Netflix has raised its prices in Bulgaria, with all three main subscription tiers going up by €1 a month.
According to Novinite.bg, the new rates are already in force. Subscribers billed in Bulgaria now pay €5.99 for Basic, €8.99 for Standard and €10.99 for Premium.
It is not exactly catastrophe. But it is another of those small monthly increases that turns up quietly and then never quite leaves.
The new Netflix prices in Bulgaria
The updated monthly prices reported by Novinite.bg are:
- Basic: €5.99
- Standard: €8.99
- Premium: €10.99
The report says the change took effect immediately across the main plans offered in Bulgaria.
What is behind the rise
Novinite.bg says the Bulgarian increase forms part of Netflix’s wider effort to lift revenue.
The same report says Netflix plans to invest $20 billion in content during 2026, up from $18 billion in 2025. It says that spending will cover films, series, live events and podcasts.
That does not prove any one Bulgarian subscriber will feel better value for money, of course. It does explain the company’s basic argument: higher costs, bigger ambitions, larger bill.
What this means for Brits in Bulgaria
For British residents, this is really a matter of where your account is billed.
If your Netflix account is billed in Bulgaria, these are the prices that matter. If it is billed in the UK or another country, you may be on a different price list and possibly a different plan structure.
That catches out more people than you might think. Plenty of Brits abroad keep an old UK payment card on file, share a long-running family account, or simply never get round to changing digital subscriptions after a move. Modern administration runs largely on inertia.
So if you are wondering whether this has hit your wallet, the answer is straightforward: only Bulgarian-billed accounts are clearly affected by the prices reported here.
Billing mechanics: what we know and what we do not
The source says the new pricing applies immediately. It does not spell out the exact billing-cycle mechanics for each customer.
That means a few practical points are worth checking in your account:
- your billing country
- your next renewal date
- the payment method attached to the account
- the amount due on your next bill
If your renewal is due soon, do not rely on guesswork or what happened to someone else’s account. Streaming firms are very good at taking money with administrative precision, even when their public explanations are a touch vaguer.
UK comparison: can Brits assume Bulgaria is cheaper?
Not necessarily. The pricing confirmed here covers Bulgaria-billed accounts only. Netflix sets its fees by market, and your account's billing country determines which price list applies to you.
If your subscription is charged in the UK, check the pricing shown in your own Netflix account settings rather than assuming the Bulgarian figures apply.
A few practical checks for British residents
If you live in Bulgaria and want to work out whether this affects you, check:
- which country your Netflix account is registered and billed in
- whether your payment card is Bulgarian or from another market
- whether you still need Standard or Premium at all
- whether other family members are using the account often enough to justify the higher tier
For some households, this will amount to nothing more dramatic than an extra euro a month. For others, it is the nudge that prompts the annual ritual of looking at subscription lists and asking why exactly they are paying for half of them.
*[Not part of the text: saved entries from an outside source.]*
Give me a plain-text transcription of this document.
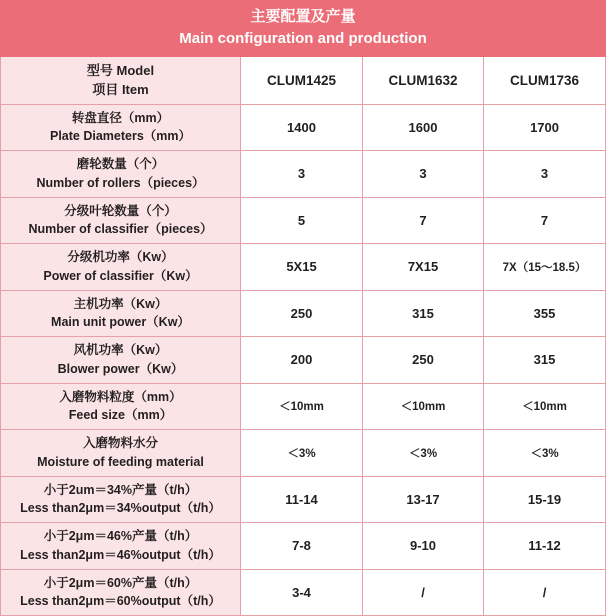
主要配置及产量
Main configuration and production			

型号 Model
项目 Item	CLUM1425	CLUM1632	CLUM1736

转盘直径（mm）
Plate Diameters（mm）	1400	1600	1700

磨轮数量（个）
Number of rollers（pieces）	3	3	3

分级叶轮数量（个）
Number of classifier（pieces）	5	7	7

分级机功率（Kw）
Power of classifier（Kw）	5X15	7X15	7X（15～18.5）

主机功率（Kw）
Main unit power（Kw）	250	315	355

风机功率（Kw）
Blower power（Kw）	200	250	315

入磨物料粒度（mm）
Feed size（mm）	＜10mm	＜10mm	＜10mm

入磨物料水分
Moisture of feeding material	＜3%	＜3%	＜3%

小于2um＝34%产量（t/h）
Less than2μm＝34%output（t/h）	11-14	13-17	15-19

小于2μm＝46%产量（t/h）
Less than2μm＝46%output（t/h）	7-8	9-10	11-12

小于2μm＝60%产量（t/h）
Less than2μm＝60%output（t/h）	3-4	/	/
UK accounts, Bulgarian accounts and VPN ideas
This is usually the point where somebody suggests getting clever with a VPN.
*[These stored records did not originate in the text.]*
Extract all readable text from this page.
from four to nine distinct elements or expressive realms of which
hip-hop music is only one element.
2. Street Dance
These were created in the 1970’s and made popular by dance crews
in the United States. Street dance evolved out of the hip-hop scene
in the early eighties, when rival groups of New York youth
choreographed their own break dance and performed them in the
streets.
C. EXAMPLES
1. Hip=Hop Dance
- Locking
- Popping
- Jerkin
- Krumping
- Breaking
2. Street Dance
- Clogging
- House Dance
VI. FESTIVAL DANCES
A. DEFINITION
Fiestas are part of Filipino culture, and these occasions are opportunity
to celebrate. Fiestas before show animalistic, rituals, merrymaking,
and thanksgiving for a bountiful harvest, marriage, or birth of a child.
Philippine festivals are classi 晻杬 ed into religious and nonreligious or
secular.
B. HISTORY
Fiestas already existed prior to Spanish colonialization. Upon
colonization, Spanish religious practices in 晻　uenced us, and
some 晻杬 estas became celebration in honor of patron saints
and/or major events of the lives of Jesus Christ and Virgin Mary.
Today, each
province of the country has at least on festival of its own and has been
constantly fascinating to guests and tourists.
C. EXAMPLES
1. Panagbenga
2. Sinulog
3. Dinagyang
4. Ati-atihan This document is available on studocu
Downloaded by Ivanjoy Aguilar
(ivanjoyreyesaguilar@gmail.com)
Best not to assume that will neatly solve anything. Subscription pricing is generally tied to account setup and billing arrangements, while content availability can vary by market as well. A VPN may change what appears on screen, but that does not automatically mean it changes the country that determines your fee.
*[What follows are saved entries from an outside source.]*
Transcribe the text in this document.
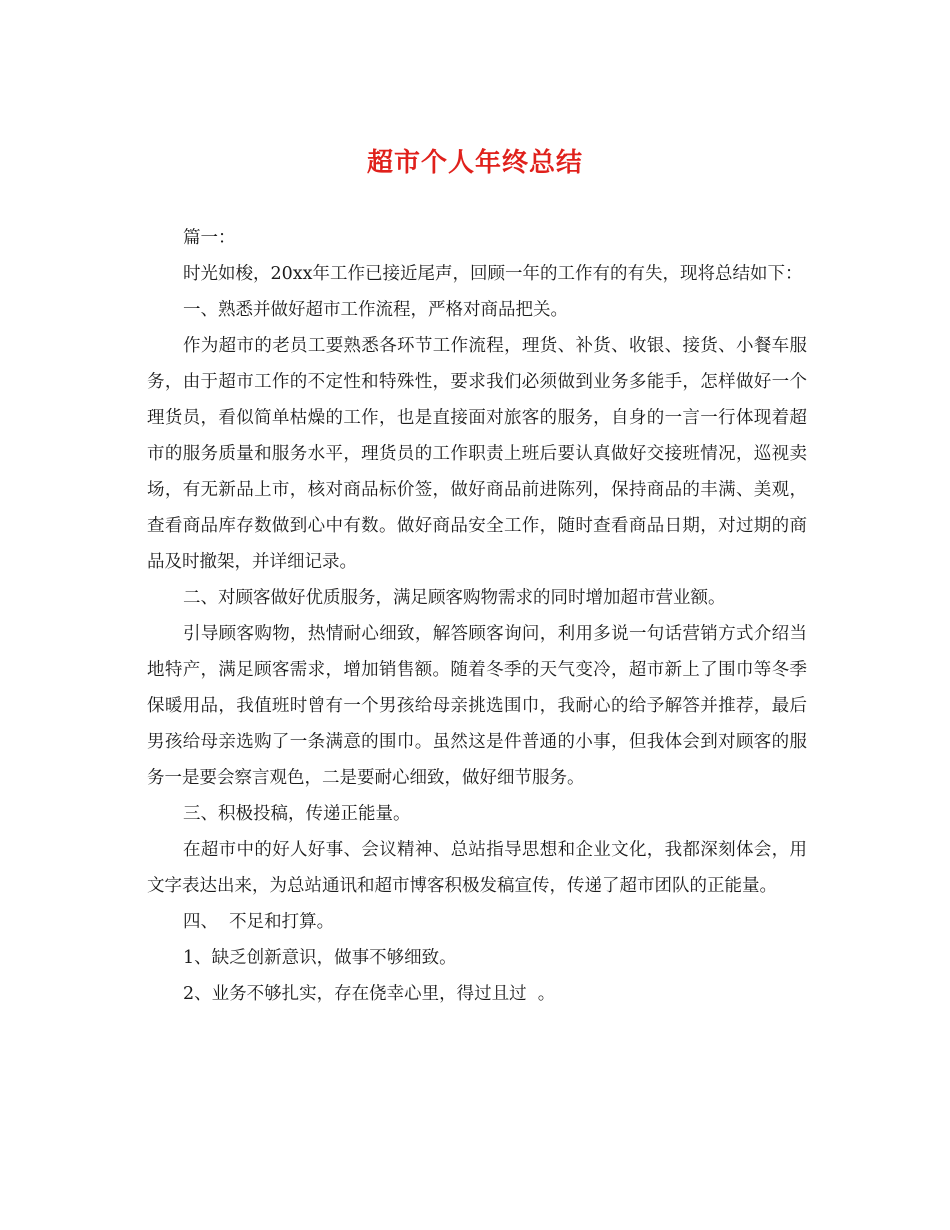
超市个人年终总结

篇一：

时光如梭，20xx年工作已接近尾声，回顾一年的工作有的有失，现将总结如下：

一、熟悉并做好超市工作流程，严格对商品把关。

作为超市的老员工要熟悉各环节工作流程，理货、补货、收银、接货、小餐车服务，由于超市工作的不定性和特殊性，要求我们必须做到业务多能手，怎样做好一个理货员，看似简单枯燥的工作，也是直接面对旅客的服务，自身的一言一行体现着超市的服务质量和服务水平，理货员的工作职责上班后要认真做好交接班情况，巡视卖场，有无新品上市，核对商品标价签，做好商品前进陈列，保持商品的丰满、美观，查看商品库存数做到心中有数。做好商品安全工作，随时查看商品日期，对过期的商品及时撤架，并详细记录。

二、对顾客做好优质服务，满足顾客购物需求的同时增加超市营业额。

引导顾客购物，热情耐心细致，解答顾客询问，利用多说一句话营销方式介绍当地特产，满足顾客需求，增加销售额。随着冬季的天气变冷，超市新上了围巾等冬季保暖用品，我值班时曾有一个男孩给母亲挑选围巾，我耐心的给予解答并推荐，最后男孩给母亲选购了一条满意的围巾。虽然这是件普通的小事，但我体会到对顾客的服务一是要会察言观色，二是要耐心细致，做好细节服务。

三、积极投稿，传递正能量。

在超市中的好人好事、会议精神、总站指导思想和企业文化，我都深刻体会，用文字表达出来，为总站通讯和超市博客积极发稿宣传，传递了超市团队的正能量。

四、  不足和打算。

1、缺乏创新意识，做事不够细致。

2、业务不够扎实，存在侥幸心里，得过且过  。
For British residents juggling a UK life and a Bulgarian one, the sensible route is still the boring route:
- check the billing country in your account
- check the payment method on file
- review Netflix’s own rules before changing country or payment setup
Yes, that is less exciting than outsmarting a global streaming platform from the sofa. It is also more likely to work.
Regional context: is this unusual?
The supplied reporting says this is another Netflix price increase after a previous correction in 2025, and places it within a broader industry push towards higher profitability.
The report does not include a detailed price comparison across neighbouring markets, so it is not possible to say from this source whether Bulgaria is rising faster or slower than the region.
So the careful reading is that this looks like part of a wider streaming pattern rather than some uniquely Bulgarian drama.
Consumer reaction
No subscriber reaction or survey data has been reported alongside the price change. The obvious point stands: most people would rather their monthly bills moved in the other direction.
Bottom line
The immediate takeaway is plain enough: Netflix now costs more in Bulgaria, and Basic, Standard and Premium have each gone up by €1 a month.
For Brits living here, the practical step is equally plain: check where your account is billed, confirm your next payment, and decide whether your current plan still earns its keep.